Located on the third floor of the Olson Student Center, the eSports Arena was especially designed with competition in mind. Warrior eSports team members are able to compete on an elevated level, allowing spectators to follow all the action from below. LED lighting that can be adjusted for optimum viewing of screens has been installed in the three-tier tray ceiling. A “smart board” is available for Head Coach Ben Nabity to map out strategy, released information from the university says.
Overall, there are 20 workstations with 10 set up with dual monitors, allowing team members to follow the action of more than one competition at a time. Each workstation comes equipped with Arozzi gaming chairs, which feature ergonomic design inspired by championship motorsports, and headphones and other gear supplied by Accessory Power.
Midland recently began its second season, competing this year in “League of Legends,” “Overwatch” and “Hearthstone.” There are 21 students on the Warriors eSports roster.
One of the fastest growing collegiate team activities, eSports has been gaining popularity since Midland first introduced it as a varsity level team in 2016. At the time, Midland was one of five colleges across the country to offer athletic scholarships to participants. That number is expected to reach 60 by the end of the year.
One of the biggest stigmas that must be overcome is the belief that eSports is not a real sport. Because while a good deal of the physical components encompassing a traditional sport may not be present; the mental preparation, teamwork, strategy and scouting involved is just as thorough and rigorous as any other sport.
There’s the hours of practice students put into mastering their craft, and contrary to what many believe, hardcore gamers can actually injure themselves competing; acquiring carpal tunnel and tilting; entering a state of actual mental confusion and frustration.
“The games that we play and the games that are chosen and selected for eSports are games that require team play, team coordination, team communication and team discipline,” Nabity said during a Wednesday interview with the Tribune. “And you have to practice all those things in order to be good. And when you are a competitor in any sports, these are things you do with your team.
“I know there is this physical boundary that people have trouble getting by, but in these video games there is this huge mental handicap that you have to get through in order to play these games competitively, and stay competitive, because it really does take an emotional toll on people.”
Nabity said that recruiting for eSports can be a bit tricky. Much of the time he visits high schools and learns about their gaming clubs, and who some of the top-tier gamers are within the program.
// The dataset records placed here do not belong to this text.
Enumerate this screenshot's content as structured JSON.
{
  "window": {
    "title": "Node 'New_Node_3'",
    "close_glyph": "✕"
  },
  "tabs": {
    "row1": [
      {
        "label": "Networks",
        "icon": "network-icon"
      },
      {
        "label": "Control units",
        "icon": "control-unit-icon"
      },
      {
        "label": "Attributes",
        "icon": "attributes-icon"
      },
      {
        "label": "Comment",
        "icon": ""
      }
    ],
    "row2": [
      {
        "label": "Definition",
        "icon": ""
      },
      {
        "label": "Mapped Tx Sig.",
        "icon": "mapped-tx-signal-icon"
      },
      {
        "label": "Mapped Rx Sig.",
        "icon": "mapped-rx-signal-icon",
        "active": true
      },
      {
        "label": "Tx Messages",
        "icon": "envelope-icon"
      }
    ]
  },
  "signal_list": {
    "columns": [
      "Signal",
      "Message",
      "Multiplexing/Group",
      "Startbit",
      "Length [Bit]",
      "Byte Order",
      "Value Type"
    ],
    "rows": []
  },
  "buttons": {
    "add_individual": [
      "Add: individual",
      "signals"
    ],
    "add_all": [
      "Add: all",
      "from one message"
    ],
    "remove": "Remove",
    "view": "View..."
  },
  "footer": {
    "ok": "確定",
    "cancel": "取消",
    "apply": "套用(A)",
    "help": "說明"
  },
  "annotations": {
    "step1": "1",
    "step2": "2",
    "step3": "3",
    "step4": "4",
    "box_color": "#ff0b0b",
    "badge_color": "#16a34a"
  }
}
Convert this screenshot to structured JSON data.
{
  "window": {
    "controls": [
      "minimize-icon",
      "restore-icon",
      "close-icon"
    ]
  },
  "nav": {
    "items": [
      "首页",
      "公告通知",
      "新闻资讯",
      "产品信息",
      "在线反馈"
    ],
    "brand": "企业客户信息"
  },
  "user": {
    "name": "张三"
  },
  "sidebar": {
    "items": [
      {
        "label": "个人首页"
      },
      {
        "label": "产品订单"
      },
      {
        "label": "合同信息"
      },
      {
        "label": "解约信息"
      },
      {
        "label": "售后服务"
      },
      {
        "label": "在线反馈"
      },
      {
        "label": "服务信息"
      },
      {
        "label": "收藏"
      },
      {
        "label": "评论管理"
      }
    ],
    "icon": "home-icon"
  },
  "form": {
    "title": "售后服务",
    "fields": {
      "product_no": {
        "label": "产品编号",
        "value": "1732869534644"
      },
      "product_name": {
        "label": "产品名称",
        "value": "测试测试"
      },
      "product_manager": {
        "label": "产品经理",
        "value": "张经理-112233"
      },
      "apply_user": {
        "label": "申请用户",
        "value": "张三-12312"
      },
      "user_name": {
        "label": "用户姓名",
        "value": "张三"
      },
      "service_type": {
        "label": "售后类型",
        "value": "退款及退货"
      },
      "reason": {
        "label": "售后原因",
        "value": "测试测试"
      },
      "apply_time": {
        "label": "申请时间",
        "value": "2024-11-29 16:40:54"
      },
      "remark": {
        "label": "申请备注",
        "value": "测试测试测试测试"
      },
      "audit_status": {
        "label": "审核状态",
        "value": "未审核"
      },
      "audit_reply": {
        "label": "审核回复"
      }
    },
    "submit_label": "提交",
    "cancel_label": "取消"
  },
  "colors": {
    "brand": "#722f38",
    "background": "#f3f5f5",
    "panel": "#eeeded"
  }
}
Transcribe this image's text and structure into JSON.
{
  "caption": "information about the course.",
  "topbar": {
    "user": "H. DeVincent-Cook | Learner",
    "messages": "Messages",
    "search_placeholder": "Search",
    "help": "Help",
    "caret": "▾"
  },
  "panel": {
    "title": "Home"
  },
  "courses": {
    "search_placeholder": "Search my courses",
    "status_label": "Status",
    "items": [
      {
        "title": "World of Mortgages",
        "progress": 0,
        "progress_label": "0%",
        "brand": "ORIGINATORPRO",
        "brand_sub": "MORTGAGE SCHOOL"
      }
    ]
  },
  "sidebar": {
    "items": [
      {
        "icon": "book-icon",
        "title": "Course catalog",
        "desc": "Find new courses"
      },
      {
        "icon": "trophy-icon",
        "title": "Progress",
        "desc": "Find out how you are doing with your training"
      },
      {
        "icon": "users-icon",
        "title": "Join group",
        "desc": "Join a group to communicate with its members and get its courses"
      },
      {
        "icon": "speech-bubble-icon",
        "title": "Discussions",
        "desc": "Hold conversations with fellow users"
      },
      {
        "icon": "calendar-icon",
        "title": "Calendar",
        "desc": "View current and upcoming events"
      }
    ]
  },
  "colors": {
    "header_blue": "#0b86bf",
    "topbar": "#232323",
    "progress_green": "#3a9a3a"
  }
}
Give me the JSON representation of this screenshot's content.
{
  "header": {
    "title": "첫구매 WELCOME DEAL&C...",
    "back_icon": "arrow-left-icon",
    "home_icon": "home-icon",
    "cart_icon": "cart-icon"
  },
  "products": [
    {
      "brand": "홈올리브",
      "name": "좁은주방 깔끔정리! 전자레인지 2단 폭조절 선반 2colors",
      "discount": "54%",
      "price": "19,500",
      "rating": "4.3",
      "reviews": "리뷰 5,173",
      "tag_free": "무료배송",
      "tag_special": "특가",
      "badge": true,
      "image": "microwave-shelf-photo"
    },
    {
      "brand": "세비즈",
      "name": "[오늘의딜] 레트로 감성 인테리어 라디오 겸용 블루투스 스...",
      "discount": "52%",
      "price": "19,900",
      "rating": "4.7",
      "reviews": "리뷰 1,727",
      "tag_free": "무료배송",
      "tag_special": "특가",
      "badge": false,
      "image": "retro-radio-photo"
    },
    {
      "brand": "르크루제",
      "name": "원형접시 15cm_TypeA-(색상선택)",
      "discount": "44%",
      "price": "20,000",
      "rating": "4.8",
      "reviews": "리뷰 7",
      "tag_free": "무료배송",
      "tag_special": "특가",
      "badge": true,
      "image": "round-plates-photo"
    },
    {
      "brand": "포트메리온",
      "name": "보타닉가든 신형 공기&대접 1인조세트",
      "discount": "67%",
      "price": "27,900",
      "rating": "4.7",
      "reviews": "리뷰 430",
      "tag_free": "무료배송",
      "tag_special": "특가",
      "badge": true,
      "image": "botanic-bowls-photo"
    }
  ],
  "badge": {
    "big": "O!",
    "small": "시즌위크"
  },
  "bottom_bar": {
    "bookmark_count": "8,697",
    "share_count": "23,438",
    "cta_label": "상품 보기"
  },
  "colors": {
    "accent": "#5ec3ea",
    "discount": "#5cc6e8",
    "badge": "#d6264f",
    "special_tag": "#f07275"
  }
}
“Every single player that plays one of these games online has statistics that are online, so I can see those stats, so that’s important first and foremost,” Nabity said. “And then I will have them come in and I will have them play with some of my players, and have them (his players) analyze what their decision making is like, how emotional they are during the game, and other stuff like that.”
In the second year of competition, there is still a bit of a learning curve for everybody involved, but eSports is gaining more notoriety and respect, and with a new eSports Arena, the team has a place to call their own.
Sharing what eSports is all about with the Greater Fremont community was exciting for Nabity and his team.
“It’s a huge milestone for Midland University and for eSports as a whole to be able to bring people from this community to the lab and show them that this is real,” he said. “And so being a part of that is just really fantastic.”